Veja o caso do Lula: o caso do Lula está sendo atropelado? Foi provado algo contra o Lula? Ele merece ser preso? Não se provou, mas não dá para negar que o Lula fez lobby com as empreiteiras, ou seja, ele tinha uma relação muito questionável com esses setores e isso está provado e não dá para negar. Ele mesmo admite isso por outras vias. Ele recebeu favores e tenta dar uma legitimidade republicana a isso, o que é completamente absurdo. Então, por mais que o Lula não possa ser incriminado efetivamente, está claro que tanto o Lula quanto o PT estão envolvidos. Se o [Antonio] Palocci estiver disposto a fazer a delação, ela será significativa porque ele poderá entregar um esquema.

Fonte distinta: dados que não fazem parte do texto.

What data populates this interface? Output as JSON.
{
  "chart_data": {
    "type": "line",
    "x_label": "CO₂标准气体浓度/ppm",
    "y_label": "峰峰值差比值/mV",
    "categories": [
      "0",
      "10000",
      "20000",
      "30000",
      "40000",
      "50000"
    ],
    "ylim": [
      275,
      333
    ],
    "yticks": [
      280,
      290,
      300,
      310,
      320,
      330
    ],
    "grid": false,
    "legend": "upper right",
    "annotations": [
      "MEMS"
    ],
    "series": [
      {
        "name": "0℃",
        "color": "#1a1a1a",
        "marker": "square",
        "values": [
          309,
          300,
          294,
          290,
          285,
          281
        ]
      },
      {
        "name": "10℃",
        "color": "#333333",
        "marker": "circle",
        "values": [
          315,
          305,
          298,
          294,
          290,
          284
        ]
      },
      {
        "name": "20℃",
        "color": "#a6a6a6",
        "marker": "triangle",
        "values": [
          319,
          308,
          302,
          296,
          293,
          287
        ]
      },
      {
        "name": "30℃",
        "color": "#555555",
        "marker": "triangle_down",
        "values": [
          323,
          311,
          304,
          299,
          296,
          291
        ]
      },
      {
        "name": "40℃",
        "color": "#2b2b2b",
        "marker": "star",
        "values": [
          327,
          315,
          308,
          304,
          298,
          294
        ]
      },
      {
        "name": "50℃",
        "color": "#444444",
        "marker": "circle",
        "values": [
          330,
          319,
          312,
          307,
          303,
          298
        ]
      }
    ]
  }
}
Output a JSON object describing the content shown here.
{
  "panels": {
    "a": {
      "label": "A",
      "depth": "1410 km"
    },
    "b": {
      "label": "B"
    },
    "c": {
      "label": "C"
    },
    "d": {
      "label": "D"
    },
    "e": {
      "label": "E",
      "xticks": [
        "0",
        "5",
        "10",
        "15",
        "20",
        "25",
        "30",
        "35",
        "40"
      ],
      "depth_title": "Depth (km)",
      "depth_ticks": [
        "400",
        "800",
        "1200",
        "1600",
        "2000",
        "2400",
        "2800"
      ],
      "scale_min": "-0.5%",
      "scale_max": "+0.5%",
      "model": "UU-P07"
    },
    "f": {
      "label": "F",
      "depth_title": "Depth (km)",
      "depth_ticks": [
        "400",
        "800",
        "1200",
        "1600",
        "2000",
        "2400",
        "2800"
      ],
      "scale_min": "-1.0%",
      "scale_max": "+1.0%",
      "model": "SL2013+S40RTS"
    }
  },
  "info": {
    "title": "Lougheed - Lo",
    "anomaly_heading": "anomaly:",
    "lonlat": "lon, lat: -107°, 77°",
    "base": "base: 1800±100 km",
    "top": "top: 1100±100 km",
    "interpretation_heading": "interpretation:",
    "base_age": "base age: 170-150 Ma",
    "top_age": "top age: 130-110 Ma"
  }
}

Inclusive, essa possibilidade de manter o Lula como o único candidato da esquerda é parte do diagnóstico de que o Lula é o único candidato capaz de sobreviver ao massacre da política, tanto que alguns candidatos do PT, do PMDB e do PSDB não têm como se manter na disputa. As pessoas podem achar que ele é eventualmente corrupto, se isso for provado, mas ele é o cara que conseguiu resolver a vida de muito gente, fez política pública. Ou seja, as pessoas votam no Lula apesar da corrupção. Mas ninguém mais além do Lula tem esse capital político e nesse sentido me parece óbvio que as pessoas olhem para o Lula com tanta euforia.

Mas o debate que a esquerda não faz é o da corrupção, justamente porque esse é visto como um debate da direita. Quando tentamos fazer esse debate na esquerda, somos chamados de udenistas. A corrupção está entranhada no Estado e o capitalismo depende disso, porque o desenvolvimento do capitalismo no país depende dessa corrupção. Se esse debate não for feito, fica difícil fazer julgamentos além dele.

IHU On-Line – Que temas são urgentes e deveriam estar presentes na reinvenção da política ou da esquerda, considerando a situação das periferias brasileiras?

Henrique Costa – Não adianta nem iniciar a discussão desse assunto se não se olhar para a periferia e não se entender quais são as condições de reprodução da periferia, quais as condições de trabalho. As pessoas não estão indo para as igrejas evangélicas por causa dos dogmas, mas porque elas estão cada vez mais encalacradas em suas vidas materiais. Nesse sentido, elas procuram nessas igrejas um refúgio e um senso de comunidade, de ajuda e de solidariedade que deixou de existir em outros espaços. A esquerda tem que ter noção dessa dimensão.